Western companies reacted to Russia’s invasion of Ukraine in several ways. Microsoft said it was helping to keep Ukraine informed about cyberattacks and also suspended the sale of new products and services in Russia. Apple announced on Tuesday that it will stop selling products at its Apple Store in the country.

AWS has no data centers, infrastructure or offices in Russia, and it has a “longstanding policy of not doing business” in the country, Amazon said. Amazon’s biggest customers using AWS in Russia are companies headquartered outside of the country that have development teams there, the company added.

—Annie Palmer

Ukraine invites US Senate to Zoom meeting with Zelenskyy

United States First Lady Jill Biden applauds her guest, Ukraine’s Ambassador to the United States, Oksana Markarova, in the first lady’s box, as President Joe Biden greets Markarova during her speech on the State of the Union during a joint session of the United States Congress in the chamber of the House of Representatives at the Capitol in Washington, United States, on March 1, 2022.

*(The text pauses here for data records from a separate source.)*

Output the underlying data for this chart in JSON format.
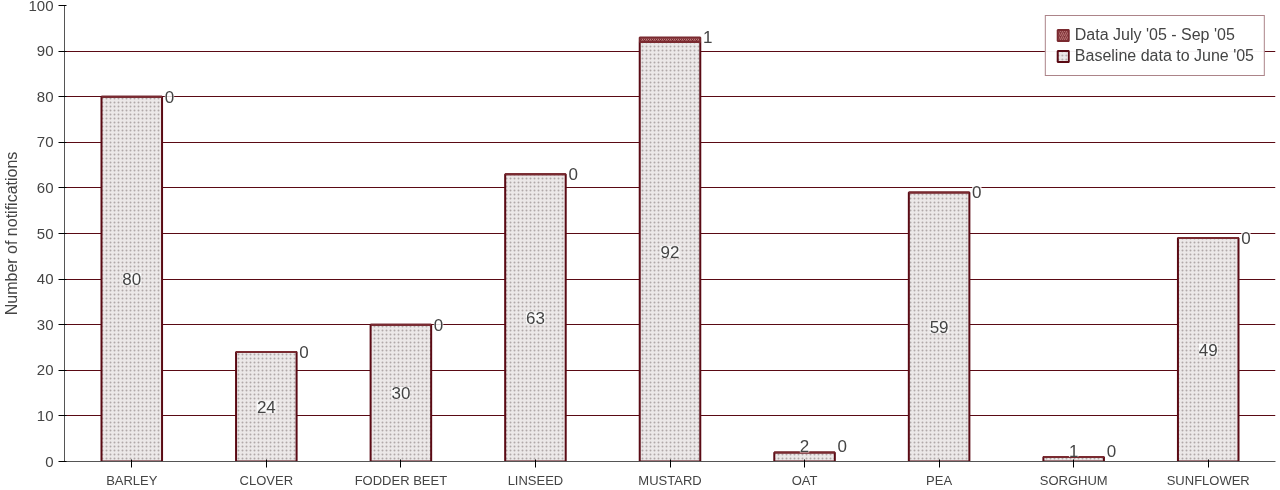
{
  "chart_data": {
    "type": "bar",
    "stacked": true,
    "ylabel": "Number of notifications",
    "categories": [
      "BARLEY",
      "CLOVER",
      "FODDER BEET",
      "LINSEED",
      "MUSTARD",
      "OAT",
      "PEA",
      "SORGHUM",
      "SUNFLOWER"
    ],
    "series": [
      {
        "name": "Baseline data to June '05",
        "color": "#ece8e8",
        "values": [
          80,
          24,
          30,
          63,
          92,
          2,
          59,
          1,
          49
        ]
      },
      {
        "name": "Data July '05 - Sep '05",
        "color": "#7a2a30",
        "values": [
          0,
          0,
          0,
          0,
          1,
          0,
          0,
          0,
          0
        ]
      }
    ],
    "ylim": [
      0,
      100
    ],
    "yticks": [
      0,
      10,
      20,
      30,
      40,
      50,
      60,
      70,
      80,
      90,
      100
    ],
    "grid": "y",
    "legend": "top right",
    "data_labels": true
  }
}
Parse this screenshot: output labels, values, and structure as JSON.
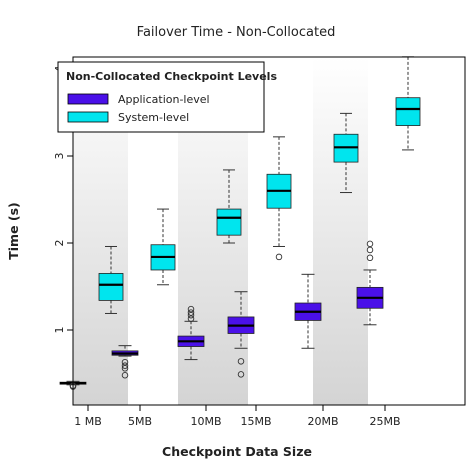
{
  "chart_data": {
    "type": "box",
    "title": "Failover Time - Non-Collocated",
    "xlabel": "Checkpoint Data Size",
    "ylabel": "Time (s)",
    "categories": [
      "1 MB",
      "5MB",
      "10MB",
      "15MB",
      "20MB",
      "25MB"
    ],
    "ylim": [
      0,
      4
    ],
    "yticks": [
      1,
      2,
      3,
      4
    ],
    "legend": {
      "title": "Non-Collocated Checkpoint Levels",
      "placement": "top-left"
    },
    "series": [
      {
        "name": "Application-level",
        "color": "#4A10E8",
        "boxes": [
          {
            "category": "1 MB",
            "min": 0.37,
            "q1": 0.38,
            "median": 0.39,
            "q3": 0.4,
            "max": 0.41,
            "outliers": [
              0.35,
              0.36
            ]
          },
          {
            "category": "5MB",
            "min": 0.7,
            "q1": 0.71,
            "median": 0.73,
            "q3": 0.76,
            "max": 0.82,
            "outliers": [
              0.63,
              0.59,
              0.56,
              0.48
            ]
          },
          {
            "category": "10MB",
            "min": 0.66,
            "q1": 0.81,
            "median": 0.87,
            "q3": 0.93,
            "max": 1.1,
            "outliers": [
              1.13,
              1.17,
              1.2,
              1.24
            ]
          },
          {
            "category": "15MB",
            "min": 0.79,
            "q1": 0.96,
            "median": 1.05,
            "q3": 1.15,
            "max": 1.44,
            "outliers": [
              0.64,
              0.49
            ]
          },
          {
            "category": "20MB",
            "min": 0.79,
            "q1": 1.11,
            "median": 1.21,
            "q3": 1.31,
            "max": 1.64,
            "outliers": []
          },
          {
            "category": "25MB",
            "min": 1.06,
            "q1": 1.25,
            "median": 1.37,
            "q3": 1.49,
            "max": 1.69,
            "outliers": [
              1.83,
              1.92,
              1.99
            ]
          }
        ]
      },
      {
        "name": "System-level",
        "color": "#00E5EE",
        "boxes": [
          {
            "category": "1 MB",
            "min": 1.19,
            "q1": 1.34,
            "median": 1.52,
            "q3": 1.65,
            "max": 1.96,
            "outliers": []
          },
          {
            "category": "5MB",
            "min": 1.52,
            "q1": 1.69,
            "median": 1.84,
            "q3": 1.98,
            "max": 2.39,
            "outliers": []
          },
          {
            "category": "10MB",
            "min": 2.0,
            "q1": 2.09,
            "median": 2.29,
            "q3": 2.39,
            "max": 2.84,
            "outliers": []
          },
          {
            "category": "15MB",
            "min": 1.96,
            "q1": 2.4,
            "median": 2.6,
            "q3": 2.79,
            "max": 3.22,
            "outliers": [
              1.84
            ]
          },
          {
            "category": "20MB",
            "min": 2.58,
            "q1": 2.93,
            "median": 3.1,
            "q3": 3.25,
            "max": 3.49,
            "outliers": []
          },
          {
            "category": "25MB",
            "min": 3.07,
            "q1": 3.35,
            "median": 3.54,
            "q3": 3.67,
            "max": 4.14,
            "outliers": []
          }
        ]
      }
    ]
  }
}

Evelyn Hockstein | Reuters

The entire US Senate has been invited to meet with Ukrainian President Volodymyr Zelenskyy via Zoom on Saturday morning, NBC News reported, citing unnamed sources.

The meeting was organized by the Ukrainian Embassy in the United States, and it will come a day after Zelenskyy promised leaders in European capitals that Ukraine will repel the invasion launched by Russian forces last week.

Since the start of Russia’s unprovoked offensive, Democrats and Republicans in Congress have overwhelmingly supported the Biden administration’s efforts to bolster Ukraine’s resistance as well as U.S. sanctions designed to cripple the Russian economy.

During President Joe Biden’s State of the Union address on Tuesday, many lawmakers wore the blue and yellow of the Ukrainian flag, or wore the flag itself on their lapels.

At one point, Biden asked the public to stand up and “send an unequivocal signal to the world and to Ukraine” of American support.

They did and greeted Ukrainian Ambassador to the United States Oksana Markarova, who was seated with First Lady Jill Biden.